Last year, Grinning Skull Press launched a new line of short fiction called Grave Markers. What are they? Stories ranging between 10,000 and 20,000 words, too long for anthologies, but not long enough to be published as stand-alone novellas. They're published individually in digital format, and then later on in print as 3-in-1 compilations. Richard Black's Nikolis Cole: The Low-Rise Saint was the premier release in this new line. What's it about? Well, read on.
War has broken out on the streets of Southeil between two rival gangs over the death of one gang leader's first lieutenant. The war has raged on for nearly a year, with no end in sight. The only chance Detective Karen Oswalt and her partner have of ending the war is by bringing the killer to justice. Unfortunately, they haven't a clue. When they receive a phone call from a long-thought-dead informant claiming to know who the killer is, they jump at the chance and arrange a meeting, never thinking for one moment that they might be walking into a trap. What they do walk into defies explanation, something their cop instincts (and common sense) say can't possibly exist, but there it is. They need to come to terms quickly with what they are witnessing, otherwise their very lives might be forfeit.
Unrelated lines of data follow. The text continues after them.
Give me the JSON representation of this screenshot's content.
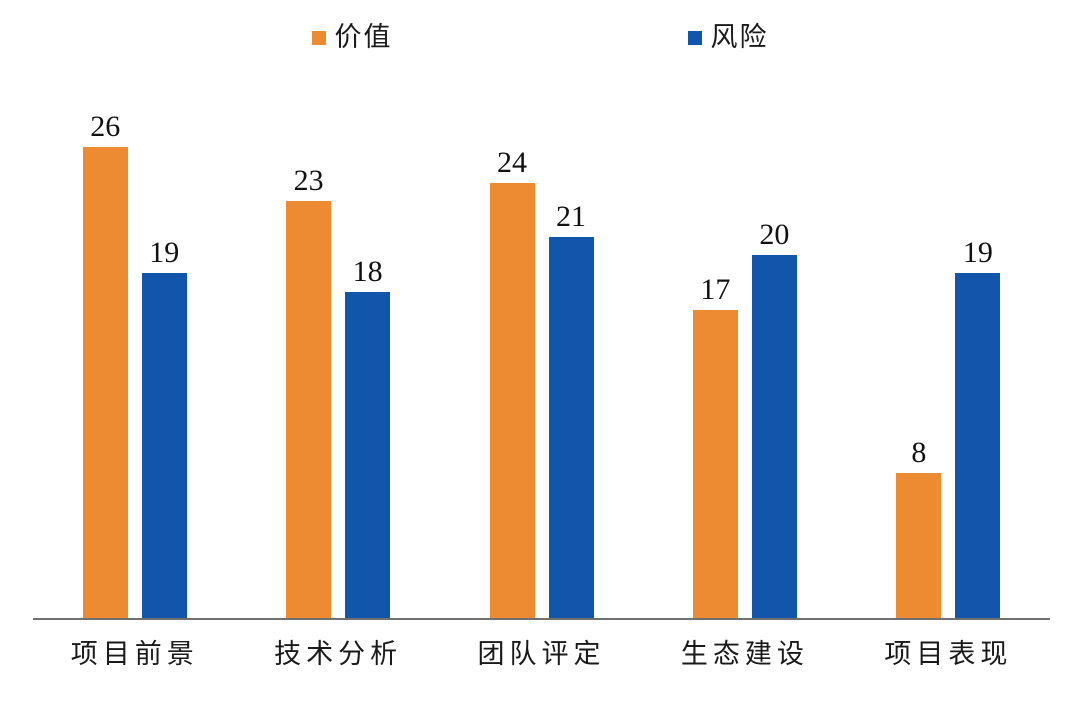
{
  "chart_data": {
    "type": "bar",
    "title": "",
    "xlabel": "",
    "ylabel": "",
    "categories": [
      "项目前景",
      "技术分析",
      "团队评定",
      "生态建设",
      "项目表现"
    ],
    "series": [
      {
        "name": "价值",
        "color": "#ED8B33",
        "values": [
          26,
          23,
          24,
          17,
          8
        ]
      },
      {
        "name": "风险",
        "color": "#1156AA",
        "values": [
          19,
          18,
          21,
          20,
          19
        ]
      }
    ],
    "ylim": [
      0,
      30
    ],
    "grid": false,
    "y_axis_visible": false,
    "legend_position": "top",
    "value_labels": true
  },
  "colors": {
    "background": "#FFFFFF",
    "axis_line": "#707070",
    "text": "#111111"
  }
}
Even though the piece is short, Black showcases his talents as a writer by creating a believable world populated with realistic characters you quickly get to know and and like (well, some of them, at least). His vivid descriptions of the gritty landscape places the reader on the streets of Southeil, and you come away from the story feeling just a little grungy, but wanting more. The story begs for expansion, and if not an expansion, at least another installment, and I could definitely see a movie being made of this.
Those who follow my reviews know there's usually a but coming, but in this instance, there is no but. If you're looking for something to read, but don't have the time to invest in a full-length novel, I would definitely recommend this tale, as it could very easily be finished within half an hour.